Environ le tiers du contrat total de 2,4 millions $ a été l'affaire des ingénieurs drummondvillois. Ces derniers ont dû se pencher non seulement sur la forme peu orthodoxe de la toiture rouge symbolique, mais aussi sur le fait que la température dépasse souvent les 40 degrés Celsius à cet endroit du globe.

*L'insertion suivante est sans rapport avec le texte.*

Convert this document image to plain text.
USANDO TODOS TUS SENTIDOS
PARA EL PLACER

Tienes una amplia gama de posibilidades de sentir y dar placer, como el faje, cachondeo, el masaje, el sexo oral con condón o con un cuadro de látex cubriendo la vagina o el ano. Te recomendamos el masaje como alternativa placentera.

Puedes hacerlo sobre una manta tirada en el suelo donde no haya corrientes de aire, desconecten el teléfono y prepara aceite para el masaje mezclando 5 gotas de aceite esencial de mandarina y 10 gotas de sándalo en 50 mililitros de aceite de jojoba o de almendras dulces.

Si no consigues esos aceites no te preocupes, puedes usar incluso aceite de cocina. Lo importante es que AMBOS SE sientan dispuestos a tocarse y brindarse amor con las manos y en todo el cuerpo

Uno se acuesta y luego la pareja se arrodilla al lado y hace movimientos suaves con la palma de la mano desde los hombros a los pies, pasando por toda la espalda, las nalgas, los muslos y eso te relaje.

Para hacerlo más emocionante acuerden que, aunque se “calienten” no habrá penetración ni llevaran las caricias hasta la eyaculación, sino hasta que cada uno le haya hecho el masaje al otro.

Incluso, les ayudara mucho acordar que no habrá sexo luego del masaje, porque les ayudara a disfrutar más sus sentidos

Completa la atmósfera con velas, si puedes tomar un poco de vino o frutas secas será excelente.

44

La participation de Soprema à la construction du Ferrari World a convaincu le prince d'Abu Dhabi de faire appel à l'entreprise pour la construction de la zone « Icon» de son domaine. Pour l'occasion, les gens de Soprema entendent installer un système d'étanchéité qui n'existe pas encore au Moyen-Orient.
« C'est sûr que ce projet-là nous facilitera l'accès à d'autres projets du même type. Nous sommes maintenant perçus comme des chefs de file de notre domaine à l'échelle mondiale. C'est bon pour l'entreprise et c'est bon pour les gens de Drummondville », a ajouté M. Nadeau.
Au cours des dernières années, Soprema a également participé à la construction du Stade olympique de Pékin, du Beach Walk Katu de Bali, du Centre aquatique Greensborough, de Melbourne, du Centre de recherche médical Sidra de Doha et de l'Iconic Greenhouse d'Abu Dhabi.
Le logo de Ferrari qui se retrouve sur le toit du Ferrari World est long d'environ 200 mètres, ce qui en fait le plus grand jamais créé. La toiture peut contenir sept terrains de football.